Ocaml assembly output – Andrew Birkett's blog

Having spend a lot of time recently looking at the assembly generated by the MS C++ compiler and Corman lisp, I was about to start investigating what style of assembly the ocaml compiler generates for typical constructs. Fortunately for me, some else has already got there first. It’s a pretty informative article, and goes a long way towards explaining why ocaml performs so well. Well, actually, the real reason is that Xavier is one clever cookie.

I read one of his early reports on the ZINC system when I was travelling around the world with iPAQ in tow, and the major performance gain at that point, if I remember correctly, concerned avoiding unnecessary construction of closures for curried function. So, even though function calls in ocaml are curried (ie. a “two argument function” is really a single argument function, which returns another single argument function) you don’t actually need to build up all the scaffholding for the intermediate function if you’re just going to immediately apply it to another value. This stops you building lots of intermediate closures on the heap. This was an innovation at the time, I imagine (in 1990).

The article also describes the boxing scheme used in ocaml, which uses the bottom bit to indicate whether a bit of data is an integer, or a pointer to a heap block. If all your heap blocks are word aligned, the bottom bit is redundant anyway so this is a neat efficient trick. [I know a few other unnamed people who should recognise such bittwiddling tomfoolery too 😉 ]

Last week at work, I started rewriting a small bit of code because I knew that there was a more elegant (and therefore more likely to be correct and maintainable) way to express what it was doing. Unfortunately, when I started editing the code I realised that I was thinking in ocaml! The “elegant way” required ocaml-style variants and pattern matching, but I was coding in C++. Eep! The closest C++ equivalent is almost a joke in constrast to the ocaml version.

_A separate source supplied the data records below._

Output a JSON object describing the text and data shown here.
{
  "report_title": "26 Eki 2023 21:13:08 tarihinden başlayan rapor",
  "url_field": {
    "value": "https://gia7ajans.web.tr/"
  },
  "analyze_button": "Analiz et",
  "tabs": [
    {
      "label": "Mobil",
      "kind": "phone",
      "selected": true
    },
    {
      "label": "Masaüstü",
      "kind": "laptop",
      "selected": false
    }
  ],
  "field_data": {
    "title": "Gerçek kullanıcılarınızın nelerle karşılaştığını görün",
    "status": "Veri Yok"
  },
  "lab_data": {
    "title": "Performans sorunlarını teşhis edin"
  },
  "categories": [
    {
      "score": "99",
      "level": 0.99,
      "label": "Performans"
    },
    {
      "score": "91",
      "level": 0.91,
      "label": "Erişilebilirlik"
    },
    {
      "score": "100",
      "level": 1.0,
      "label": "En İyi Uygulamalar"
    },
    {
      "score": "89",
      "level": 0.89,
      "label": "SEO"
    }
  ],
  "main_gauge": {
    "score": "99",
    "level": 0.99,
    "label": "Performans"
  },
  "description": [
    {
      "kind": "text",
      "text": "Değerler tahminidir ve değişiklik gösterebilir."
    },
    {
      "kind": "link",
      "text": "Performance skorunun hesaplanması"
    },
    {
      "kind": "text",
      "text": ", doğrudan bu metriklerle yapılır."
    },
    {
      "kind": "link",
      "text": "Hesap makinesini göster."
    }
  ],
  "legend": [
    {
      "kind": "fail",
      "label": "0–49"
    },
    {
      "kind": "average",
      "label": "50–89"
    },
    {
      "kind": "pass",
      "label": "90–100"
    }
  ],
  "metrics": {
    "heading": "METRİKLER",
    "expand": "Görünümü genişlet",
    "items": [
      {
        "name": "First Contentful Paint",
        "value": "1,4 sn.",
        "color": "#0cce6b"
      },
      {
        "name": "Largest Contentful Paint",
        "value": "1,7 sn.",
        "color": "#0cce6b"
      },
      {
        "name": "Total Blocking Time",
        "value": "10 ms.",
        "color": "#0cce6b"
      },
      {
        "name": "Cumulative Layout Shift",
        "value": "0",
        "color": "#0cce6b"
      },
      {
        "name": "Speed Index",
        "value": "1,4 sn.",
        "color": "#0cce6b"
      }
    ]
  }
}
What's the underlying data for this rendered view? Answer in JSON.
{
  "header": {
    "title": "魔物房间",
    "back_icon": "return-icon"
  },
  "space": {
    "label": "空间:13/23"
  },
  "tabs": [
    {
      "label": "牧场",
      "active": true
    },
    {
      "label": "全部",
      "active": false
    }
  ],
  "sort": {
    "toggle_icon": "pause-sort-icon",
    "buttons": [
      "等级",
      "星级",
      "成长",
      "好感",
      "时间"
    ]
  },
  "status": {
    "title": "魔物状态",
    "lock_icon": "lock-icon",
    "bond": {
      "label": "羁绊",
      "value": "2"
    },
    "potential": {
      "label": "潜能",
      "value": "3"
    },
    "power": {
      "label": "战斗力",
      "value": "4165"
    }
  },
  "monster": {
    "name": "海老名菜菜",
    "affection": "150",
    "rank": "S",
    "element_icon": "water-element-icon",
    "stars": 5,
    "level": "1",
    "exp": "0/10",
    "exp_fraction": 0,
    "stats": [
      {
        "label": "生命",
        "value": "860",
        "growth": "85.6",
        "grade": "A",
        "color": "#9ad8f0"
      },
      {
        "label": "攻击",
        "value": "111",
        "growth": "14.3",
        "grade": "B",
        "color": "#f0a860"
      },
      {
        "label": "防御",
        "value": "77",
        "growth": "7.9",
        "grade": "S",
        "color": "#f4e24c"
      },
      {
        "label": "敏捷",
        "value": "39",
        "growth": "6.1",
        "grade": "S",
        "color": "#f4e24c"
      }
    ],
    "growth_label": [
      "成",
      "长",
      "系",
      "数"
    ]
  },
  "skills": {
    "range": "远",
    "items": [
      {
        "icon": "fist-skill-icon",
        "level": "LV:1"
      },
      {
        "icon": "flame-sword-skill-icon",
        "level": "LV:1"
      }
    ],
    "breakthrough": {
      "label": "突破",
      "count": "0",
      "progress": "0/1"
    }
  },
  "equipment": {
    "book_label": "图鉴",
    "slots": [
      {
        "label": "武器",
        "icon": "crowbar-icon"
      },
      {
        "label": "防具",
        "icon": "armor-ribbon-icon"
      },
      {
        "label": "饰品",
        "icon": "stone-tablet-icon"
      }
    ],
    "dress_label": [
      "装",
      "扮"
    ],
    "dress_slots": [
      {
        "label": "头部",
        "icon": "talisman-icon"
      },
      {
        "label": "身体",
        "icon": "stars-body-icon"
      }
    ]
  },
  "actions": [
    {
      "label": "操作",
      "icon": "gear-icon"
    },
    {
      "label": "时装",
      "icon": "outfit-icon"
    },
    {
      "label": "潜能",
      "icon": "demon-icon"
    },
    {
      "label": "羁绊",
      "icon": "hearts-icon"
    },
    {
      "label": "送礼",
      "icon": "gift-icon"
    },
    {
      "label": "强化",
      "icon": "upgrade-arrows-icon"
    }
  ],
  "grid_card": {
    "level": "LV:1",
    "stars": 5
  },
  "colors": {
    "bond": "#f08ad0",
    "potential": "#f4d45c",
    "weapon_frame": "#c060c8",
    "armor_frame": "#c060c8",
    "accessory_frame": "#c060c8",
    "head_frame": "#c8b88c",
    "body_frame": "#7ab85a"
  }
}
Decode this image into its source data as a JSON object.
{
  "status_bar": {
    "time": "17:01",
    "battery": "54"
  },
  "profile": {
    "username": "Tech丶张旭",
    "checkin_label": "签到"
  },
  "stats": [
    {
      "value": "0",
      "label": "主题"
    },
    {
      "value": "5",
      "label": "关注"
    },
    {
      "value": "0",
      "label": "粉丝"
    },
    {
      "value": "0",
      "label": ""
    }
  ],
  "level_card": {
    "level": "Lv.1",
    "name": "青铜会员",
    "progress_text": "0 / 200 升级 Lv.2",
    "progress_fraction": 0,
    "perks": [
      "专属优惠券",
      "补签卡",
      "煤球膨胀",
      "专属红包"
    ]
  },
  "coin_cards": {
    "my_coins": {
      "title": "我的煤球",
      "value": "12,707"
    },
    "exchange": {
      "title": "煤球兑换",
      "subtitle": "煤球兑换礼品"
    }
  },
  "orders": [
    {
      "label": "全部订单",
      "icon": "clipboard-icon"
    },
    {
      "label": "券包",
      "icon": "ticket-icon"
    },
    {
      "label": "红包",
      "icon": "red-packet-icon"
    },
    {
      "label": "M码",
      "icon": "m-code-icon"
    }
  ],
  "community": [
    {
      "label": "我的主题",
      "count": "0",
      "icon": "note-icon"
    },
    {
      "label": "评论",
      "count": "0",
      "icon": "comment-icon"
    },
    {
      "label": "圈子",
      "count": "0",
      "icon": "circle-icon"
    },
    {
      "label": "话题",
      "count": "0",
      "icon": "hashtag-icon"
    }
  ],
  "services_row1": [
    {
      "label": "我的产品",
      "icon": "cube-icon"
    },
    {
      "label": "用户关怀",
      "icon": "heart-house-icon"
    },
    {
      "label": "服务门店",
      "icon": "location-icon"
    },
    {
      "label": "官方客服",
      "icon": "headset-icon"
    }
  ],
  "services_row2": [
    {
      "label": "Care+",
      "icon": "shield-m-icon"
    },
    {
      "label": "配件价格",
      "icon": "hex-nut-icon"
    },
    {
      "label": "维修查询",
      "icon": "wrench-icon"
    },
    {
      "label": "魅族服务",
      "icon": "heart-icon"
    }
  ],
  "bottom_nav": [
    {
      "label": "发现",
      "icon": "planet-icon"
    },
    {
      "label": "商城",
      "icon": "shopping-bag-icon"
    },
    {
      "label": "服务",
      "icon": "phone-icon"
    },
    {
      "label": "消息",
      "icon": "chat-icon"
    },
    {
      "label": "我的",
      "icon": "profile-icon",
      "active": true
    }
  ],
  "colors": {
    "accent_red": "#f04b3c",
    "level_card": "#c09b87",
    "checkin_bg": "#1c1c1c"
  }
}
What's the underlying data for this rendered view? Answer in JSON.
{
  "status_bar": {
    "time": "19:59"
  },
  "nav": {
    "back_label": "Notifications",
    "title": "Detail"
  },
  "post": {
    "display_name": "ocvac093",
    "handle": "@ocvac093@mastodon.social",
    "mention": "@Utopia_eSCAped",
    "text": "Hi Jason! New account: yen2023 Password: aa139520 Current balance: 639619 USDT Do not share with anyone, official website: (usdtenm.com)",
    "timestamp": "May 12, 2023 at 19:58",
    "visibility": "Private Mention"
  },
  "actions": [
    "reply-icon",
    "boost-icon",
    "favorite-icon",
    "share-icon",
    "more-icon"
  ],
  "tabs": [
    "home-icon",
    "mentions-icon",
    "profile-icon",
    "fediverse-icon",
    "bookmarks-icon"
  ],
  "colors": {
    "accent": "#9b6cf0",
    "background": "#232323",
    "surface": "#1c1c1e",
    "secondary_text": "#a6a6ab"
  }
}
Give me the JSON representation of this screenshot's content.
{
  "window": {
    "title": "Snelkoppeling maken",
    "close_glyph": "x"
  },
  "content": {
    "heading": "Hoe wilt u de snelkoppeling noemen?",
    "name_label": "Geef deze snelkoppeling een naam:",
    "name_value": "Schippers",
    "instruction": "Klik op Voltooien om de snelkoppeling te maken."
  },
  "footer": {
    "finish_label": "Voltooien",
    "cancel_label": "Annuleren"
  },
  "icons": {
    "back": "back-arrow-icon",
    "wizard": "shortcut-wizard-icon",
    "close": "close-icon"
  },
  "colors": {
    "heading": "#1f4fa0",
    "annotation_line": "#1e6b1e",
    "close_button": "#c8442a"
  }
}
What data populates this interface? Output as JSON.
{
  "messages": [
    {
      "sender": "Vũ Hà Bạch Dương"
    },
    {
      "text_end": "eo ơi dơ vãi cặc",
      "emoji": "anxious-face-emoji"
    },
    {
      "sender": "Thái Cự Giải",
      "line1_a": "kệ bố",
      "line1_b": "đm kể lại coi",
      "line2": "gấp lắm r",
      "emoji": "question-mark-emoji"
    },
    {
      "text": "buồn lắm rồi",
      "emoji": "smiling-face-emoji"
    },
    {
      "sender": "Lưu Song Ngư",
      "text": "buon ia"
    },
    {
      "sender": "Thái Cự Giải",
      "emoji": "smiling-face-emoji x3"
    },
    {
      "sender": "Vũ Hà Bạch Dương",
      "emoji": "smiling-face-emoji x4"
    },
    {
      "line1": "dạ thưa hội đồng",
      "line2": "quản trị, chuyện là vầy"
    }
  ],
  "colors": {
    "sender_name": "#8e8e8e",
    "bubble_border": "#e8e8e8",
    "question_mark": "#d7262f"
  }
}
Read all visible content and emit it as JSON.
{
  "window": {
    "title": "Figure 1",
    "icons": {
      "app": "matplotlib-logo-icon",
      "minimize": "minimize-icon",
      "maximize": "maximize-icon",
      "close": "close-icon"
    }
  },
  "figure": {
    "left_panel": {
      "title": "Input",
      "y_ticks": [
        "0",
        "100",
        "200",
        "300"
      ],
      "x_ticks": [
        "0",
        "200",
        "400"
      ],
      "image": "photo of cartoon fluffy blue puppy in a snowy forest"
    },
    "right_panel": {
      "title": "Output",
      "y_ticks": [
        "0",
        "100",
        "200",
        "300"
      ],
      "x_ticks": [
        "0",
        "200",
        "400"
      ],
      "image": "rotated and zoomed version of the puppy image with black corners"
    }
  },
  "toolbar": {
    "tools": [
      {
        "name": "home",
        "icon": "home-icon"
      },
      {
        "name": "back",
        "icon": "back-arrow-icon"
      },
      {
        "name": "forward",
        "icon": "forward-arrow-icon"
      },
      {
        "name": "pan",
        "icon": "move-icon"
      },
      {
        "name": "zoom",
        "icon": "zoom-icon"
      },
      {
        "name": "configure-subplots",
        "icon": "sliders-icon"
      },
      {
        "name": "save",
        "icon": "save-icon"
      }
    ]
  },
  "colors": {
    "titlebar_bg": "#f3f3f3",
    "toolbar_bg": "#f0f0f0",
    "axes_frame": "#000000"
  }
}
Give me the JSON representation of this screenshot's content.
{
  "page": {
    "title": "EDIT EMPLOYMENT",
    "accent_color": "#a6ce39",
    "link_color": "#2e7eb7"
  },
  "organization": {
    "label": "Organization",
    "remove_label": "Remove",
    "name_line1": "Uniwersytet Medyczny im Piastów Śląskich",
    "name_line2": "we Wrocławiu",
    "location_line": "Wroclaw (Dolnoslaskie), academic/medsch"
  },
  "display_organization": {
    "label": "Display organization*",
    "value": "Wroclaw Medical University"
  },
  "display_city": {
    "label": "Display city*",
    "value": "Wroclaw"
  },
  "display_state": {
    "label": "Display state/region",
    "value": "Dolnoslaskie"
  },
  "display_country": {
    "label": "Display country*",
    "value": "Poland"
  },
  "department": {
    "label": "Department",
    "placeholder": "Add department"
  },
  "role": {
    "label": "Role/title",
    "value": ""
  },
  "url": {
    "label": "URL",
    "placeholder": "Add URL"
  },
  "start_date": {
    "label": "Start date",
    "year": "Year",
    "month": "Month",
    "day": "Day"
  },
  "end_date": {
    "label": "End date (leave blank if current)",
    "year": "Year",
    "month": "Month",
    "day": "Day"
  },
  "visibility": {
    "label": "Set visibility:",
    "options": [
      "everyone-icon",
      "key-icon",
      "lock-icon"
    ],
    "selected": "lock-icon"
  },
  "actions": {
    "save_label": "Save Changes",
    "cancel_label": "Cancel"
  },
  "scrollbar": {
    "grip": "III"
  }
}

Finally, to end this ocaml praise session, the internals of the compiler are elegant and clean. The various sections of the compiler are split out using ocaml’s powerful module facilities, and the functional style of programming (ie. minimal use of state) makes understanding the code a lot easier. By contrast, the internals of gcc are a hideous mess. Actually no, the internals of gcc *are* a hideous mess, period.

Mu, I’m somewhat paralysed with indecision regarding where I want to go with computer tools. I have so many ideas and things I want to try out, and I’ve seen so many great ideas consigned to the historical bit bucket. And also, despite the impression which this programming-only-blog might convey, there’s a million and one other non-computer things which I want to spend my time on. I think at some point I need to lower my ambition and focus on improving one particular thing, rather than riding along on a cascade of new ideas. But it’s annoying, because every day I see tools which I consider to be primitive and backwards compared to what is possible. I want to “do an Alan Kay” and burn the disks – look around, take what is good, and throw the rest away.